Zudem könnte die Genom-Editierung den Nährstoffgehalt der Pflanzen für eine gesündere Ernährung verbessern oder den Gehalt an schädlichen Stoffen wie Toxinen und Allergenen verringern. Den Entwurf für eine Verordnung, die noch vom Europäischen Parlament und den Mitgliedsstaaten im Rat abgestimmt werden muss, will die Kommission voraussichtlich im Juni vorlegen.
China investiert in gesündere Sojabohnen
Für Jens Boch, Professor für Pflanzenbiotechnologie an der Leibniz Universität Hannover, führt kein Weg an der Zulassung der Genom-Editierung vorbei, damit Pflanzen widerstandsfähiger werden. "Aufgrund des Klimawandels werden Insekten voraussichtlich von südlicheren Gefilden nach Norden ziehen und neue Viren mit sich bringen. Gleichzeitig müssen wir mehr Lebensmittel produzieren", sagt Boch im Gespräch mit ntv.de. Doch Flächen, die für den Anbau infrage kommen, werden knapp.
Genom-Editierung könnte in diesem Zusammenhang Ressourcen schonen, zumal sie sich durch weltweite Investitionen rasant weiterentwickle, sagt Boch. Viele Länder außerhalb der EU wie China, die USA oder Japan fördern entsprechende Forschung mit hohen Summen, um etwa Sojabohnen mit gesünderer Ölzusammensetzung zu produzieren. Diese Lebensmittel unterliegen in der Europäischen Union bislang einem Importverbot.
Bei der Genom-Editierung kommt ein Enzym zum Einsatz, das die DNA punktgenau an einer bestimmten Stelle wie eine Schere durchschneiden kann. Der DNA-Strang wird durchbrochen. Die Zelle sterbe aber nicht ab, weil sie sich selbst wieder repariere, erklärt Boch. "Das passiert auch natürlicherweise ohne den Einsatz von Gentechnik 25 Mal am Tag", sagt er.
Verbot basiert auf EuGH-Urteil von 2019
Die Befürchtung von Umweltverbänden und manchen Grünen-Politikern, wonach Genom-Editierung durch Ungenauigkeit Schäden im Erbgut verursachen kann, ist Boch zufolge unbegründet. Regulierungsbedarf sieht er eher bei moderneren Methoden, die das Erbgut eines Organismus neu schreiben können.

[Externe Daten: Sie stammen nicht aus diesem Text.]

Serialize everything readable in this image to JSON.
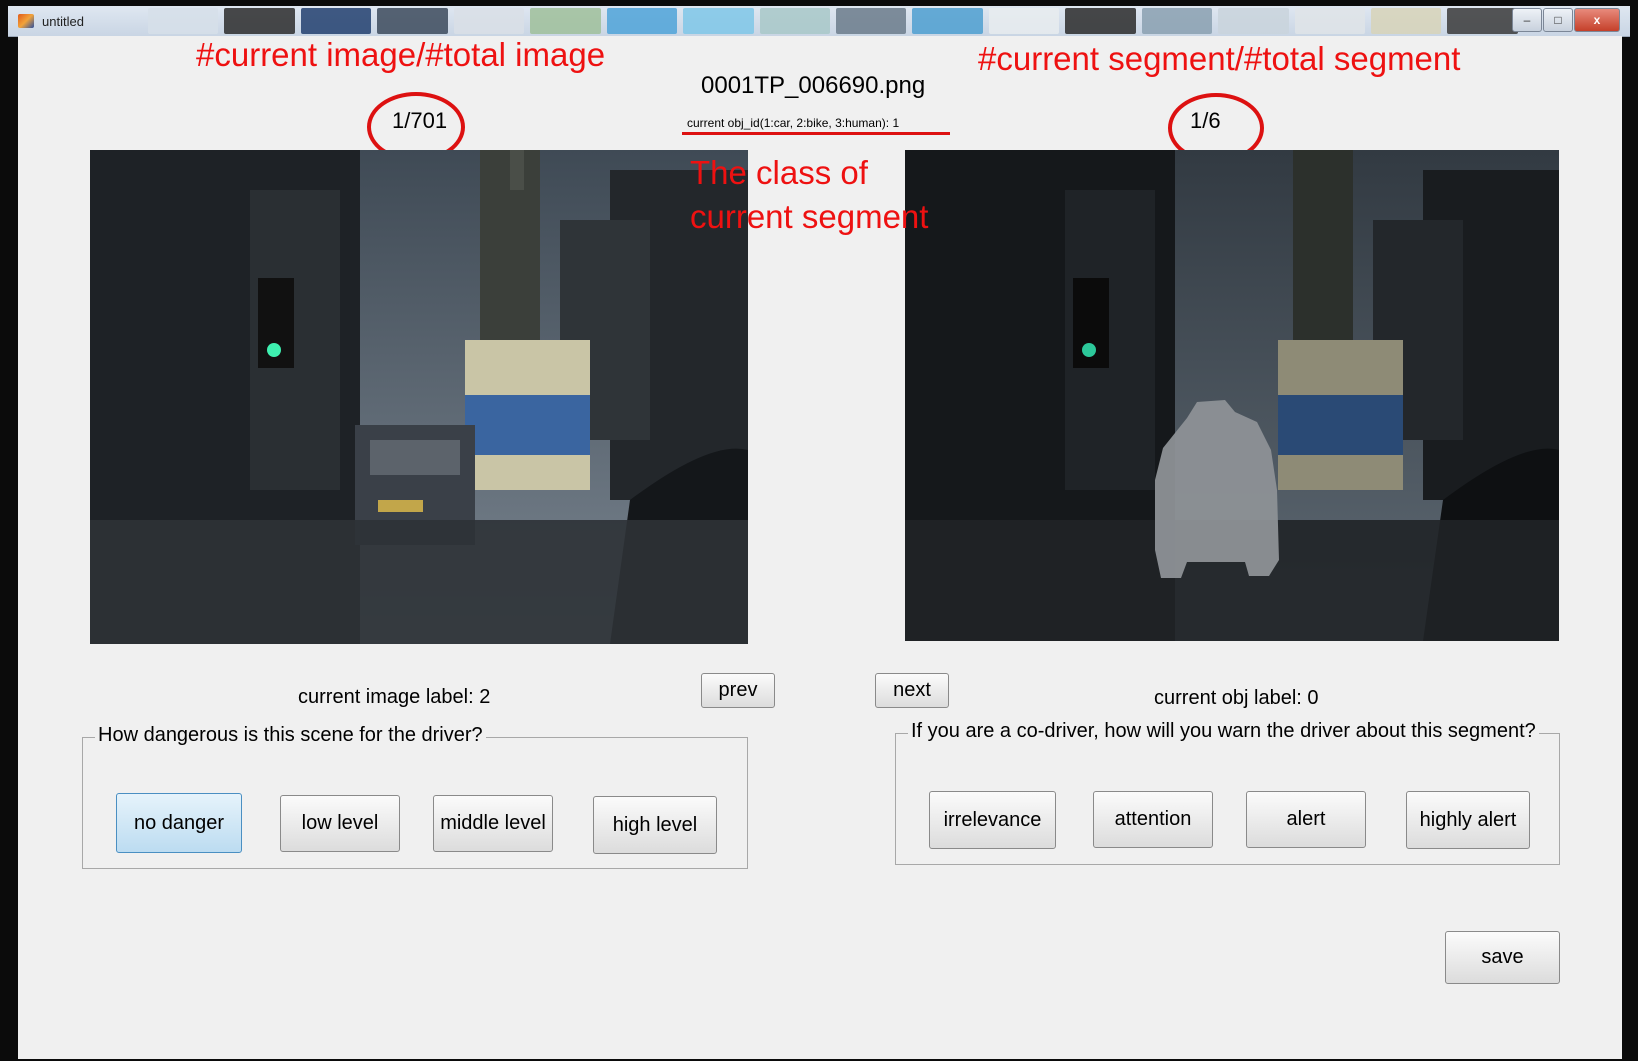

Grundlage für das noch geltende Verbot ist ein Urteil des Europäischen Gerichtshofs (EuGH) von 2019. Boch ist nicht der einzige Wissenschaftler, der die Entscheidung des EuGH kritisiert. Auch Forscherverbände wie die Leopoldina fordern die Gesetzgeber auf, den Möglichkeiten moderner Gentechnik offener gegenüberzustehen.
"Aus wissenschaftlicher Sicht bietet Genom-Editierung Vorteile gegenüber der herkömmlichen Züchtung, denn dabei bewirken Chemikalien Tausende und Abertausende von Veränderungen irgendwo im Erbgut", so Boch. Er könne nicht verstehen, warum ausgerechnet die punktgenaue Veränderung streng reguliert ist.
Ein weiterer Einwand der Kritiker: Durch Gentechnik veränderte Pflanzen, die resistent gegen jegliche Pestizide sind, zerstören das Ökosystem, da sie andere Pflanzen verdrängen. Solche resistenten Pflanzen werden laut Boch jedoch bereits durch herkömmliche Züchtung hergestellt und sind im Umlauf. "Dass sich diese Pflanzen sich im Ökosystem verbreiten, hat man seit 30 Jahren nicht gesehen. Dafür gibt es keine Belege", sagt Boch.